Tagi: Recenzje | Edox | Męskie | Klasyczne | Do nurkowania

30.11.2022 | 5 MIN

Boskich nurków w ofercie mamy więcej, ale nurków, które odważą się stanąć na poziomie rzymskich bogów? Edox Skydiver Neptunian swoją nazwą mierzy naprawdę wysoko (albo raczej głęboko) i według nas to jedna z najciekawszych propozycji z aktualnej kolekcji Edox. Ale jak wypada na tle innej, bardziej popularnej szwajcarskiej konkurencji?

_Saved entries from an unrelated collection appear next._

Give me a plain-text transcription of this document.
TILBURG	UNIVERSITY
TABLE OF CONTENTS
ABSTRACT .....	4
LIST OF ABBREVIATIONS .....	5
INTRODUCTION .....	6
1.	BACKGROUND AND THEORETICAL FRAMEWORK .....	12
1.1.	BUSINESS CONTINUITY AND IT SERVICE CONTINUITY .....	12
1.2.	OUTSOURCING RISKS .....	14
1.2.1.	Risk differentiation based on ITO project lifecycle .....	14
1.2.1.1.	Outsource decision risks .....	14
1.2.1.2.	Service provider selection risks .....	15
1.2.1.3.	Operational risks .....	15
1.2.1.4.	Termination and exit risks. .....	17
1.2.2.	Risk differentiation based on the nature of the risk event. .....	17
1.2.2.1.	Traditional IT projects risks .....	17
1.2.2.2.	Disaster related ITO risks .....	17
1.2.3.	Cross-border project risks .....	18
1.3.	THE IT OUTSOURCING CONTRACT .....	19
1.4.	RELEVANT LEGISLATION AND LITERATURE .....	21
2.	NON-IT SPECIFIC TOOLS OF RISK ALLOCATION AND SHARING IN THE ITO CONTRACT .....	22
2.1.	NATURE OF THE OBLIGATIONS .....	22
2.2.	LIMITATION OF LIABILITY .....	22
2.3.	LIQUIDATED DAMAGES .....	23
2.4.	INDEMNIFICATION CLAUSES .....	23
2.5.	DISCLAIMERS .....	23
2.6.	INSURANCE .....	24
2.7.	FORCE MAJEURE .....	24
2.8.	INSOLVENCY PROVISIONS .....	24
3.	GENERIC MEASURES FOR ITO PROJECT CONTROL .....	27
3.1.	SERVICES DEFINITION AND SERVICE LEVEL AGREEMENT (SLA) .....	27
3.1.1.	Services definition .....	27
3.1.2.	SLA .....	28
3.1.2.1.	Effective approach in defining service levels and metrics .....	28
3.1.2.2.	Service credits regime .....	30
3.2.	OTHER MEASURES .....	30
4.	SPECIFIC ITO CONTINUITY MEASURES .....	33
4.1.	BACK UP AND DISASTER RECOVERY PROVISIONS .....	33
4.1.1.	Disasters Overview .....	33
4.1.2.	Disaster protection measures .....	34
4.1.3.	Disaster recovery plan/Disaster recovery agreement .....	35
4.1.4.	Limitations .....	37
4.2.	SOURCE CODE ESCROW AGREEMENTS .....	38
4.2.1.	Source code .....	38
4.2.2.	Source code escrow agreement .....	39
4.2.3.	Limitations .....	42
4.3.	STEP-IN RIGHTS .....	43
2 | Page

Starożytne imię, współczesny zegarek

Neptunian dołączył do ​​oferty Edox dopiero w 2020 roku, a biorąc pod uwagę, jak (nie oszukujmy się) niewiele uwagi poświęca się tej marce, to właśnie ten zegarek nurkowy zyskał w Internecie dużo uwagi i spore uznanie wśród miłośników zegarków.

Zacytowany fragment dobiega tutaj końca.